While other kids were learning their ABC’s and 123’s, Jackson was still learning how to talk. Everything we did was a speech therapy lesson. And that’s just the Apraxia side of things.
I didn’t have a kiddo who would sit at the table and do learning activities. I have a sensory seeker who needs to move and groove. Sitting still is hard work. So are fine motor activities.
We’ve been busy kicking Apraxia’s butt and adapting to life with Sensory Processing Disorder.
An average of 6 hours of speech and 1.5 hours of occupational therapy each week is a lot for a four-year-old.
So when we get home from therapy appointments and speech immersion preschool, I’ve let Jackson do what I feel is most important – I’ve let him be a kid!
So you can imagine my surprise when Jackson spelled JOY back in December as he pointed to the letters on the sign that sat on our front porch. I was baffled. I was one proud mama.
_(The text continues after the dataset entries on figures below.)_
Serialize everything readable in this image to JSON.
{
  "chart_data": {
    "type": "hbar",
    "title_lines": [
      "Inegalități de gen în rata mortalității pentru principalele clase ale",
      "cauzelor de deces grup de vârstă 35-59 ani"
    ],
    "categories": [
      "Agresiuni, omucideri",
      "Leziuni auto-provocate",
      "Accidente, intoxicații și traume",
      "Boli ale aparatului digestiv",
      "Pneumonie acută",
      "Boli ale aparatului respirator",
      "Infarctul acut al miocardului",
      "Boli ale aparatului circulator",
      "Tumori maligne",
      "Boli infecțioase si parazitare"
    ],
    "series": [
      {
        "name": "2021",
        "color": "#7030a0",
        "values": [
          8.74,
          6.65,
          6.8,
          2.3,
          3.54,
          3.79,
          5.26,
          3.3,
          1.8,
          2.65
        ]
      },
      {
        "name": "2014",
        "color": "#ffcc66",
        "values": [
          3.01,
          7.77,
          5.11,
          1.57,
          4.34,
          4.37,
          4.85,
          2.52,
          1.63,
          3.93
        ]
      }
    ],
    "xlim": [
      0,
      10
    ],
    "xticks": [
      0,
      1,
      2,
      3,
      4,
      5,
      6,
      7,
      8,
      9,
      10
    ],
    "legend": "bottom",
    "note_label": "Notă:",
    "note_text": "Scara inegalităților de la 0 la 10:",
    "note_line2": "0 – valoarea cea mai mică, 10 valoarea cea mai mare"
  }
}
But I couldn’t take credit for that – I gave all the credit to the iPad.
One of the most difficult things about having a child with Apraxia is their inability to tell you what they know.
I can remember the first time I saw Jackson matching shapes and colors on the iPad. I was floored. I had no idea he knew his shapes and colors because he couldn’t tell me what they were.
The same goes for his ABC’s!
I know he knows his letters, he just can’t say them all.
F, K, H, L and S give him a run for his money.
But lately, we’ve been finding creative ways to work on the alphabet.
We’ve buried letters in a sensory bin of beans. Jackson used tongs to take each letter out (a great fine motor activity) and then told me what each one was. That’s a pretty good feeling when the ABC’s took a backseat for so long.
Last week we had an Alphabet Egg Hunt. I put letters in Easter eggs and hid them around the house. As Jackson found each egg, he opened it and told me (with much enthusiasm) which letter was hidden inside.
Now that Jackson’s words are coming (and they are coming more and more each day) we can focus on learning the skills he needs for PreK. The way he learns looks a little different from other kids his age, but I’m determined to make it fun! One way or another, we will be ready for PreK come August!
How do you make learning fun for your child? I’d love to hear your ideas!